Now first off I would like to say I am not after a pity party. This is my blog and I love it as it is a place for me to air my feelings. If you’re not feeling comfortable reading about feelings please do scroll on by.
I know some people are going through so much more than me and I do feel like I have no reason to feel this way, however:
I feel sad
I am tired
I have no way of making these feelings go away that I know of.
I am feeling like nothing I do actually makes a difference ……….. and in fairness I feel misunderstood by some.
A single fleeting word from another can leave me floundering on the floor like a harpooned whale. Since when did I become so sensitive? since when did I care? since when would that leave me feeling like the world is against me? (yes I am overdramatic)

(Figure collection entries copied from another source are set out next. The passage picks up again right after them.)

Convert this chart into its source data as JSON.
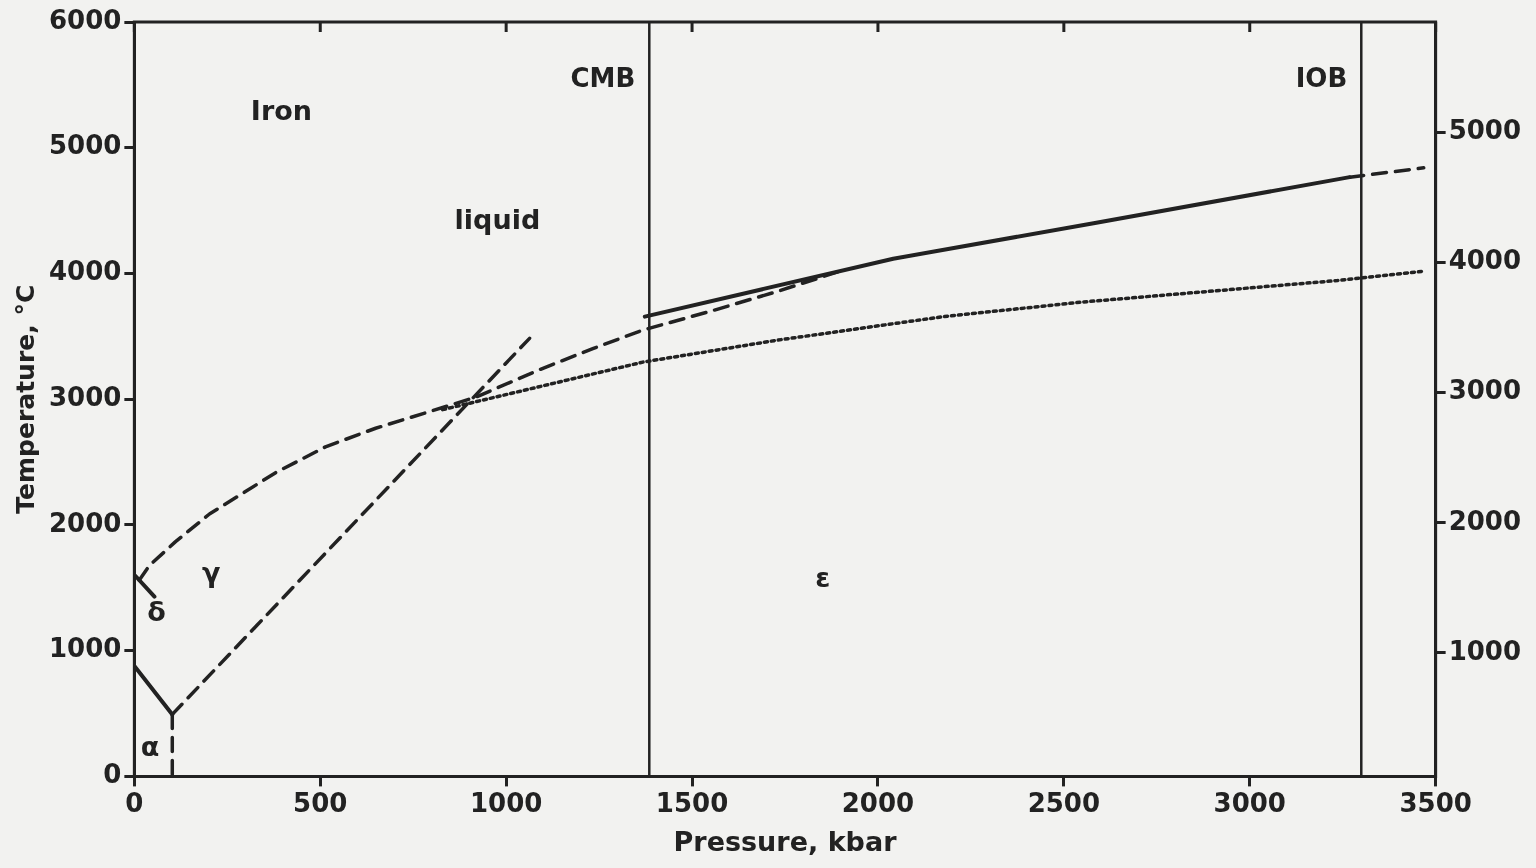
{
  "chart_data": {
    "type": "line",
    "xlabel": "Pressure, kbar",
    "ylabel": "Temperature, °C",
    "xlim": [
      0,
      3500
    ],
    "xticks": [
      0,
      500,
      1000,
      1500,
      2000,
      2500,
      3000,
      3500
    ],
    "ylim": [
      0,
      6000
    ],
    "yticks": [
      0,
      1000,
      2000,
      3000,
      4000,
      5000,
      6000
    ],
    "y2lim": [
      50,
      5850
    ],
    "y2ticks": [
      1000,
      2000,
      3000,
      4000,
      5000
    ],
    "grid": false,
    "legend": false,
    "marker": "none",
    "series": [
      {
        "color": "#222222",
        "line_style": "dashed",
        "x": [
          13,
          40,
          110,
          202,
          291,
          380,
          514,
          649,
          784,
          918,
          1099,
          1233,
          1368,
          1548,
          1726,
          1906
        ],
        "values": [
          1561,
          1676,
          1865,
          2087,
          2251,
          2416,
          2621,
          2769,
          2892,
          3016,
          3246,
          3402,
          3550,
          3698,
          3854,
          4026
        ]
      },
      {
        "color": "#222222",
        "line_style": "solid",
        "x": [
          1373,
          2041,
          2580,
          3269
        ],
        "values": [
          3657,
          4117,
          4400,
          4766
        ]
      },
      {
        "color": "#222222",
        "line_style": "dashed",
        "x": [
          3269,
          3468
        ],
        "values": [
          4766,
          4840
        ]
      },
      {
        "color": "#222222",
        "line_style": "dotted",
        "x": [
          829,
          1368,
          1726,
          2176,
          2547,
          3236,
          3468
        ],
        "values": [
          2917,
          3295,
          3468,
          3657,
          3772,
          3944,
          4018
        ]
      },
      {
        "color": "#222222",
        "line_style": "dashed",
        "x": [
          102,
          1063
        ],
        "values": [
          493,
          3484
        ]
      },
      {
        "color": "#222222",
        "line_style": "solid",
        "x": [
          0,
          102
        ],
        "values": [
          879,
          493
        ]
      },
      {
        "color": "#222222",
        "line_style": "dashed",
        "x": [
          102,
          102
        ],
        "values": [
          493,
          0
        ]
      },
      {
        "color": "#222222",
        "line_style": "solid",
        "x": [
          3,
          54
        ],
        "values": [
          1594,
          1430
        ]
      }
    ],
    "ref_lines": [
      {
        "axis": "x",
        "value": 1385,
        "label": "CMB"
      },
      {
        "axis": "x",
        "value": 3300,
        "label": "IOB"
      }
    ],
    "annotations": [
      "Iron",
      "liquid",
      "γ",
      "δ",
      "α",
      "ε"
    ]
  }
}
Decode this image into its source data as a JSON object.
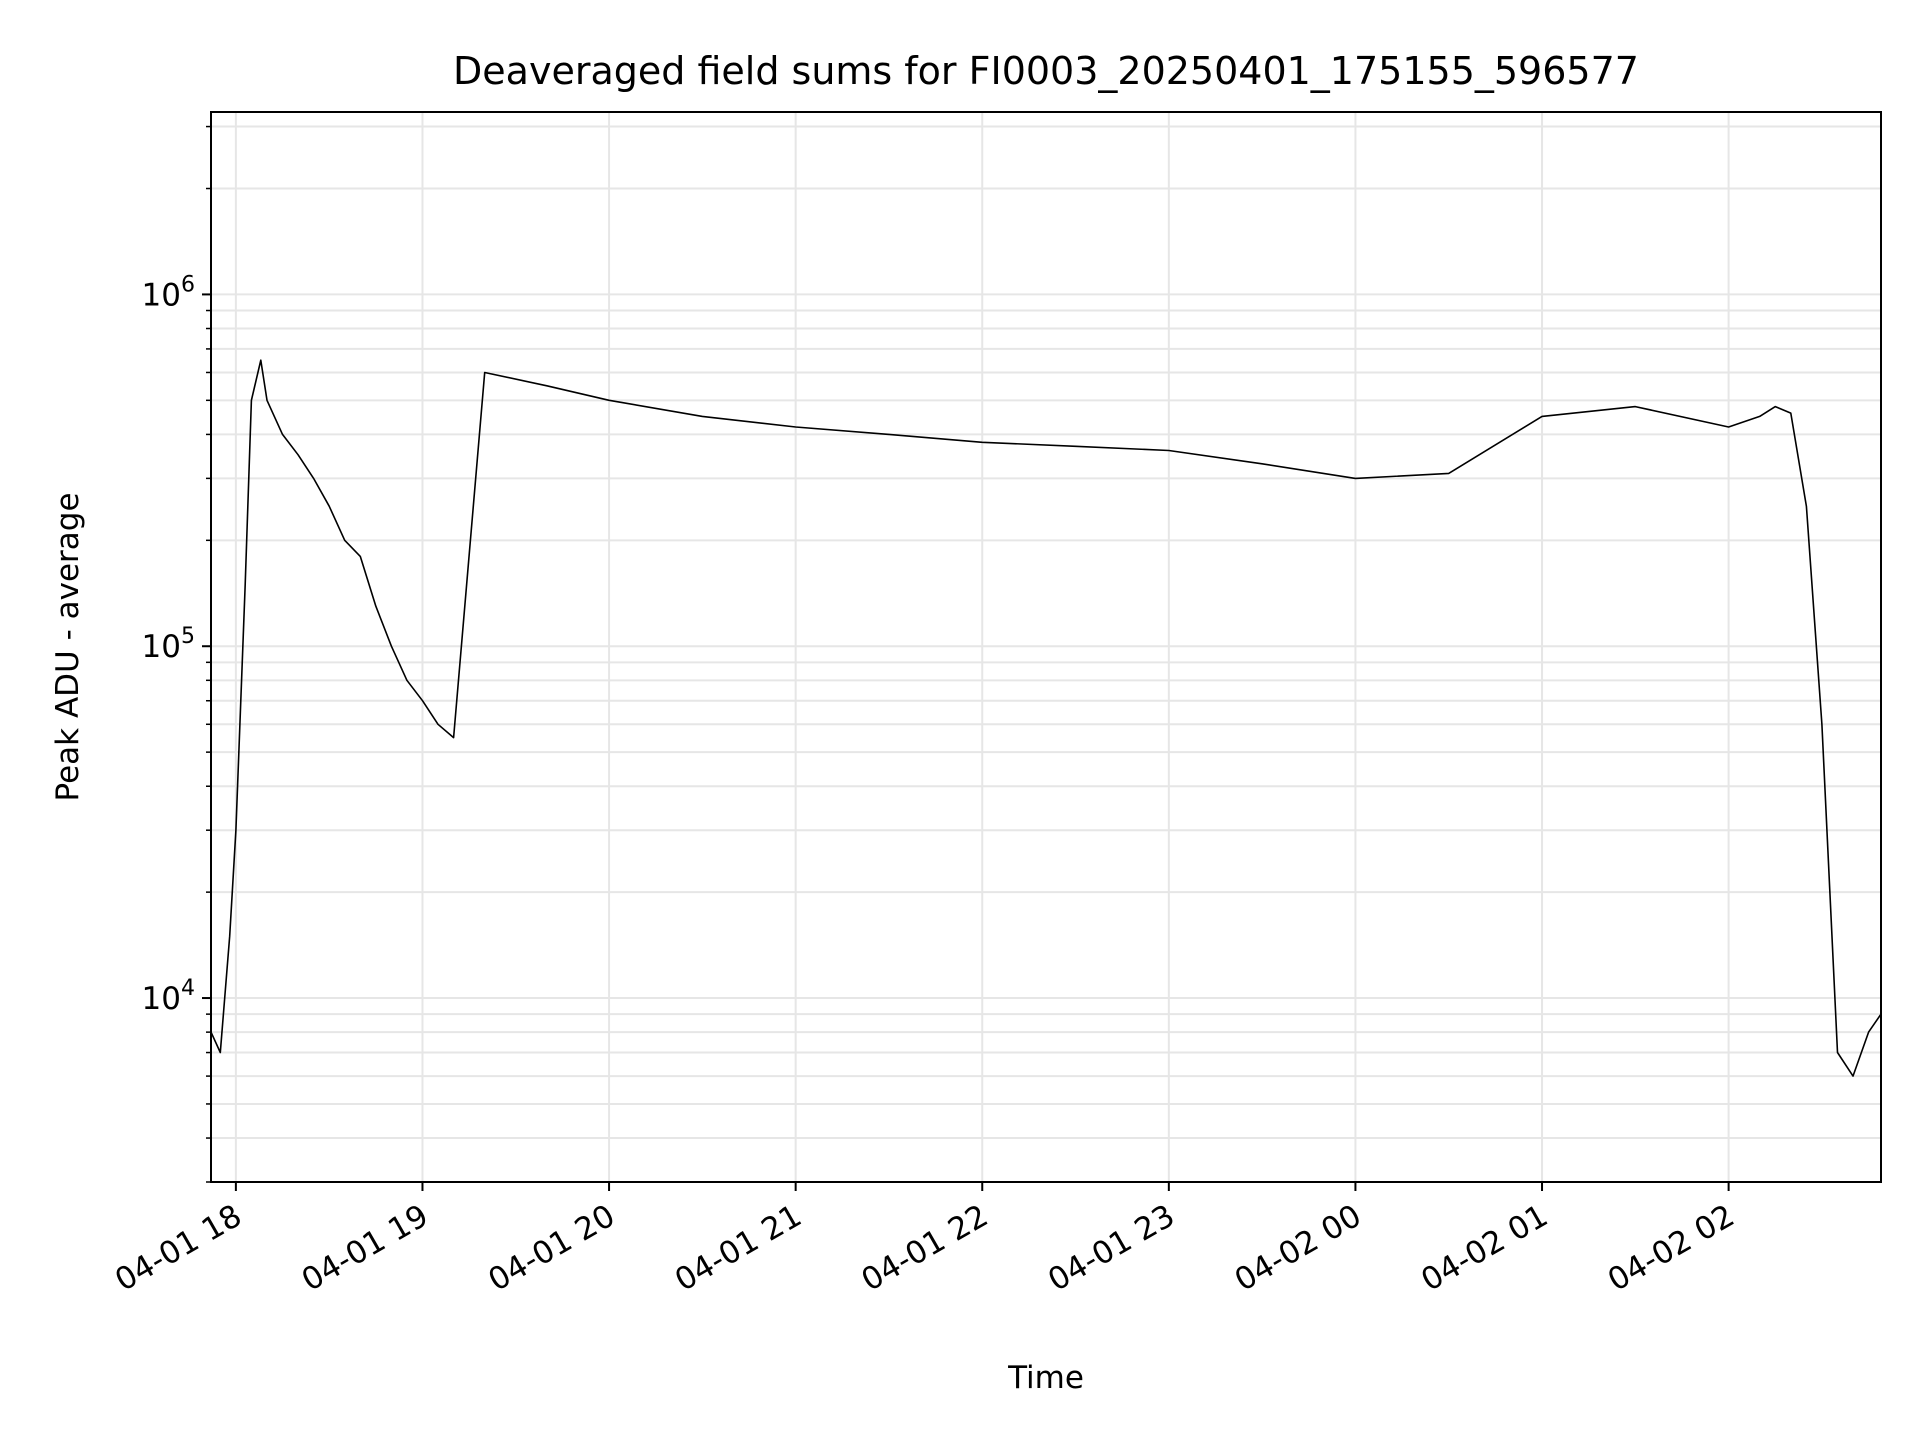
{
  "chart_data": {
    "type": "line",
    "title": "Deaveraged field sums for FI0003_20250401_175155_596577",
    "xlabel": "Time",
    "ylabel": "Peak ADU - average",
    "y_scale": "log",
    "ylim": [
      3000,
      3300000
    ],
    "xlim": [
      "2025-04-01 17:52",
      "2025-04-02 02:49"
    ],
    "grid": true,
    "line_color": "#000000",
    "x_ticks": [
      {
        "value": "2025-04-01 18:00",
        "label": "04-01 18"
      },
      {
        "value": "2025-04-01 19:00",
        "label": "04-01 19"
      },
      {
        "value": "2025-04-01 20:00",
        "label": "04-01 20"
      },
      {
        "value": "2025-04-01 21:00",
        "label": "04-01 21"
      },
      {
        "value": "2025-04-01 22:00",
        "label": "04-01 22"
      },
      {
        "value": "2025-04-01 23:00",
        "label": "04-01 23"
      },
      {
        "value": "2025-04-02 00:00",
        "label": "04-02 00"
      },
      {
        "value": "2025-04-02 01:00",
        "label": "04-02 01"
      },
      {
        "value": "2025-04-02 02:00",
        "label": "04-02 02"
      }
    ],
    "y_ticks": [
      {
        "value": 10000,
        "base": "10",
        "exp": "4"
      },
      {
        "value": 100000,
        "base": "10",
        "exp": "5"
      },
      {
        "value": 1000000,
        "base": "10",
        "exp": "6"
      }
    ],
    "series": [
      {
        "x": [
          "2025-04-01 17:52",
          "2025-04-01 17:55",
          "2025-04-01 17:58",
          "2025-04-01 18:00",
          "2025-04-01 18:03",
          "2025-04-01 18:05",
          "2025-04-01 18:08",
          "2025-04-01 18:10",
          "2025-04-01 18:15",
          "2025-04-01 18:20",
          "2025-04-01 18:25",
          "2025-04-01 18:30",
          "2025-04-01 18:35",
          "2025-04-01 18:40",
          "2025-04-01 18:45",
          "2025-04-01 18:50",
          "2025-04-01 18:55",
          "2025-04-01 19:00",
          "2025-04-01 19:05",
          "2025-04-01 19:10",
          "2025-04-01 19:20",
          "2025-04-01 19:40",
          "2025-04-01 20:00",
          "2025-04-01 20:30",
          "2025-04-01 21:00",
          "2025-04-01 21:30",
          "2025-04-01 22:00",
          "2025-04-01 22:30",
          "2025-04-01 23:00",
          "2025-04-01 23:30",
          "2025-04-02 00:00",
          "2025-04-02 00:30",
          "2025-04-02 01:00",
          "2025-04-02 01:30",
          "2025-04-02 02:00",
          "2025-04-02 02:10",
          "2025-04-02 02:15",
          "2025-04-02 02:20",
          "2025-04-02 02:25",
          "2025-04-02 02:30",
          "2025-04-02 02:35",
          "2025-04-02 02:40",
          "2025-04-02 02:45",
          "2025-04-02 02:49"
        ],
        "y": [
          8000,
          7000,
          15000,
          30000,
          150000,
          500000,
          650000,
          500000,
          400000,
          350000,
          300000,
          250000,
          200000,
          180000,
          130000,
          100000,
          80000,
          70000,
          60000,
          55000,
          600000,
          550000,
          500000,
          450000,
          420000,
          400000,
          380000,
          370000,
          360000,
          330000,
          300000,
          310000,
          450000,
          480000,
          420000,
          450000,
          480000,
          460000,
          250000,
          60000,
          7000,
          6000,
          8000,
          9000
        ]
      }
    ]
  }
}
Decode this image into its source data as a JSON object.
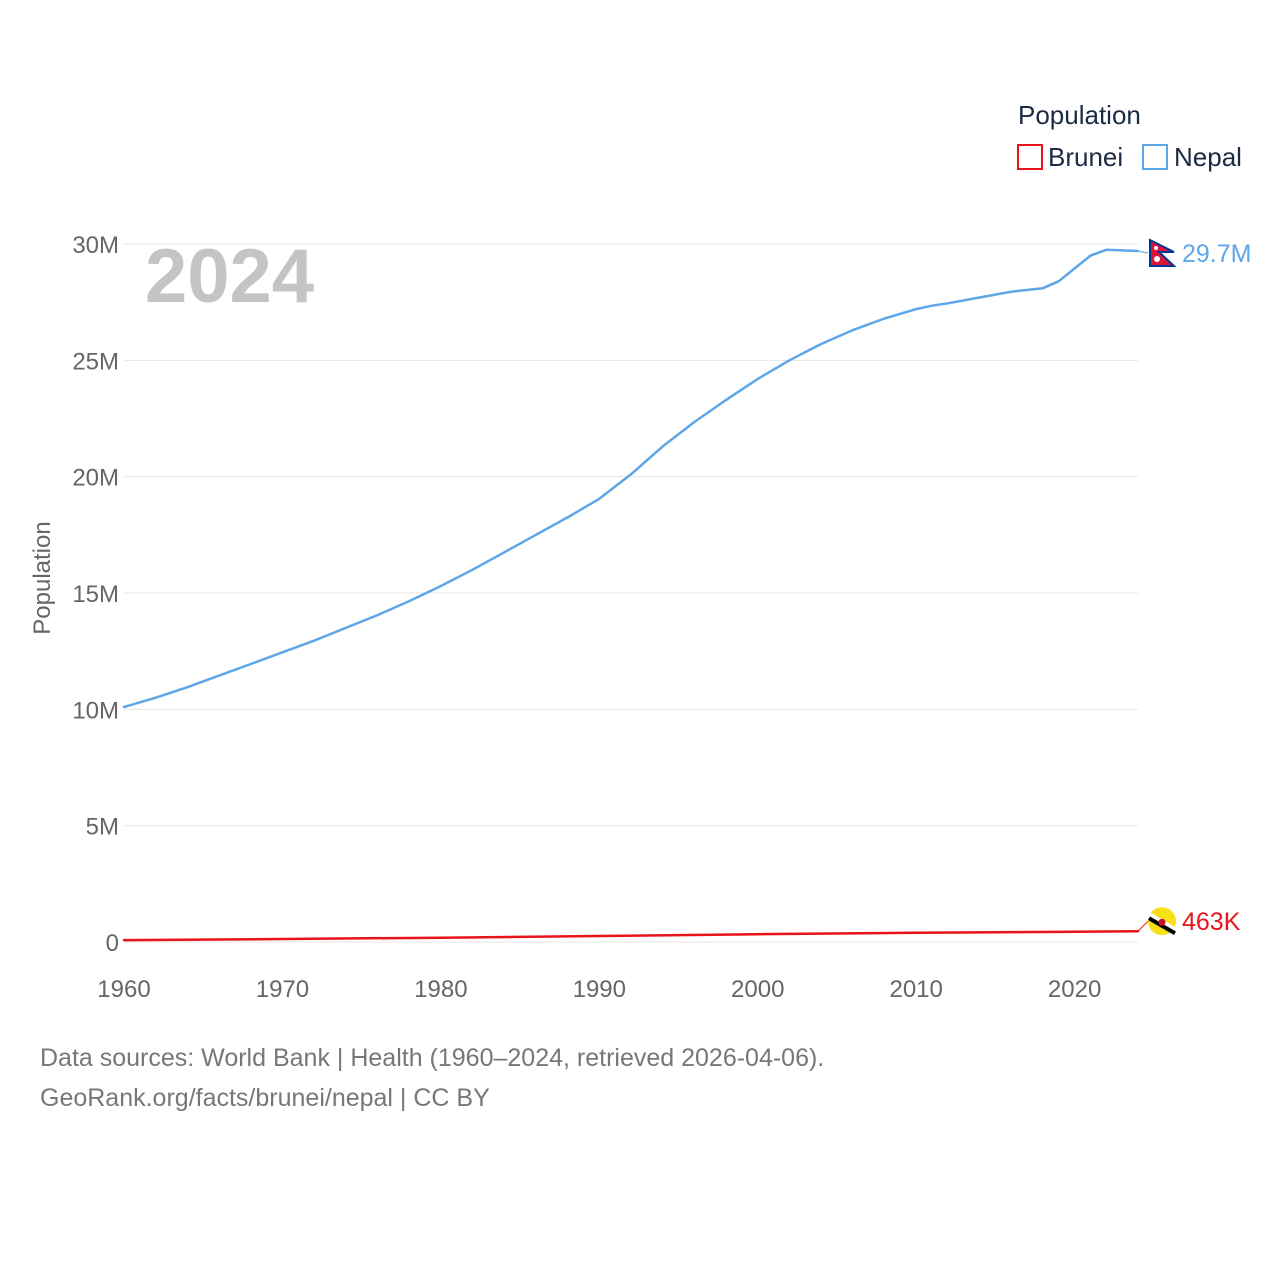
{
  "chart_data": {
    "type": "line",
    "year_label": "2024",
    "ylabel": "Population",
    "ylim": [
      0,
      30000000
    ],
    "xlim": [
      1960,
      2024
    ],
    "y_ticks": [
      {
        "value": 0,
        "label": "0"
      },
      {
        "value": 5000000,
        "label": "5M"
      },
      {
        "value": 10000000,
        "label": "10M"
      },
      {
        "value": 15000000,
        "label": "15M"
      },
      {
        "value": 20000000,
        "label": "20M"
      },
      {
        "value": 25000000,
        "label": "25M"
      },
      {
        "value": 30000000,
        "label": "30M"
      }
    ],
    "x_ticks": [
      {
        "value": 1960,
        "label": "1960"
      },
      {
        "value": 1970,
        "label": "1970"
      },
      {
        "value": 1980,
        "label": "1980"
      },
      {
        "value": 1990,
        "label": "1990"
      },
      {
        "value": 2000,
        "label": "2000"
      },
      {
        "value": 2010,
        "label": "2010"
      },
      {
        "value": 2020,
        "label": "2020"
      }
    ],
    "legend": {
      "title": "Population",
      "position": "top-right"
    },
    "series": [
      {
        "name": "Brunei",
        "color": "#e8141c",
        "end_label": "463K",
        "flag_icon": "brunei-flag-icon",
        "x": [
          1960,
          1970,
          1980,
          1990,
          2000,
          2010,
          2020,
          2024
        ],
        "values": [
          82000,
          130000,
          186000,
          258000,
          335000,
          396000,
          442000,
          463000
        ]
      },
      {
        "name": "Nepal",
        "color": "#5da6e8",
        "end_label": "29.7M",
        "flag_icon": "nepal-flag-icon",
        "x": [
          1960,
          1962,
          1964,
          1966,
          1968,
          1970,
          1972,
          1974,
          1976,
          1978,
          1980,
          1982,
          1984,
          1986,
          1988,
          1990,
          1992,
          1994,
          1996,
          1998,
          2000,
          2002,
          2004,
          2006,
          2008,
          2010,
          2011,
          2012,
          2014,
          2016,
          2018,
          2019,
          2020,
          2021,
          2022,
          2024
        ],
        "values": [
          10100000,
          10500000,
          10950000,
          11450000,
          11950000,
          12450000,
          12950000,
          13500000,
          14050000,
          14650000,
          15300000,
          16000000,
          16750000,
          17500000,
          18250000,
          19050000,
          20100000,
          21300000,
          22350000,
          23300000,
          24200000,
          25000000,
          25700000,
          26300000,
          26800000,
          27200000,
          27350000,
          27450000,
          27700000,
          27950000,
          28100000,
          28400000,
          28950000,
          29500000,
          29750000,
          29700000
        ]
      }
    ]
  },
  "footer": {
    "line1": "Data sources: World Bank | Health (1960–2024, retrieved 2026-04-06).",
    "line2": "GeoRank.org/facts/brunei/nepal | CC BY"
  }
}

Over the last few months I have felt increasingly insecure in who I am, what I do, where I am and the type of parent I have become .. is this down to my agonisingly appalling hormones that a fog of sadness had rolled in?
I fear my need to please everyone has in fact pleased no one .. least of all myself and the tinges of depression that are waving at me from over in the corner of the room terrify me. I will not go there, I will not bow down to its whim …..
Could this recent bout of unsettledness in fact be down to a midlife crisis at ages 34 3/4? or could it actually just be that I need to shake myself at being so painfully dramatic and that in fact I need to get a grip?
All I know for sure .. right now is I am sad to my very core … and I just don’t want to be.